Currently I am working on Sentiment Analysis, so I will probably post a series of smaller posts on issues that I come across. Today I was looking at YouGov’s website and public opinions of Nick Clegg, the social anthropologist currently serving as deputy prime minister. Here is a snapshot of the current opinions at the time, and you can see that most of them are classed as negative:

Most? I would say all… but apparently whatever system YouGov use for sentiment analysis cannot cope with idioms. And shooting yourself in the foot is not exactly a tricky one to identify I should think.

But this raises a more complex issue: there are many ways to express opinions, attitudes, judgements, etc in language.
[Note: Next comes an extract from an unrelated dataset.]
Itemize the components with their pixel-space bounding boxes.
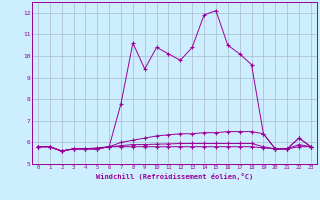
X-axis label: Windchill (Refroidissement éolien,°C): Windchill (Refroidissement éolien,°C) bbox=[96, 173, 253, 180]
This is a much larger problem than counting the number of ‘positive’ and ‘negative’ words in a text. To begin with, words in isolation rarely have a meaning; opinions are usually subjective; and then there’s irony and sarcasm.

Yes, Clegg did really well when he supported the Tories on tuition fees…

Continuing on this theme, here’s another issue: the assumption that the scope of a sentiment is the whole text. Here’s an opinion (positive) from the same site about student protests:

I completely support the right to protest; however, violence is unreasonable.

This is somewhat positive, supporting the students, but in the second clause there is an additional judgment condemning the violent incidents that happened at the demonstration. This seems to suggest that the proper carrier of attitude should be the clause, rather than the sentence, let alone the text. Not everything is just black and white.



1. Sheng - 12 November 2010

Hey Oliver,

Yes, Alec Go and Richa Bhayani discussed the similar problem in their paper “Exploiting the Unique Characteristics of Tweets for Sentiment Analysis”. They define it as sarcasm, and they did not find very effective method to solve this problem.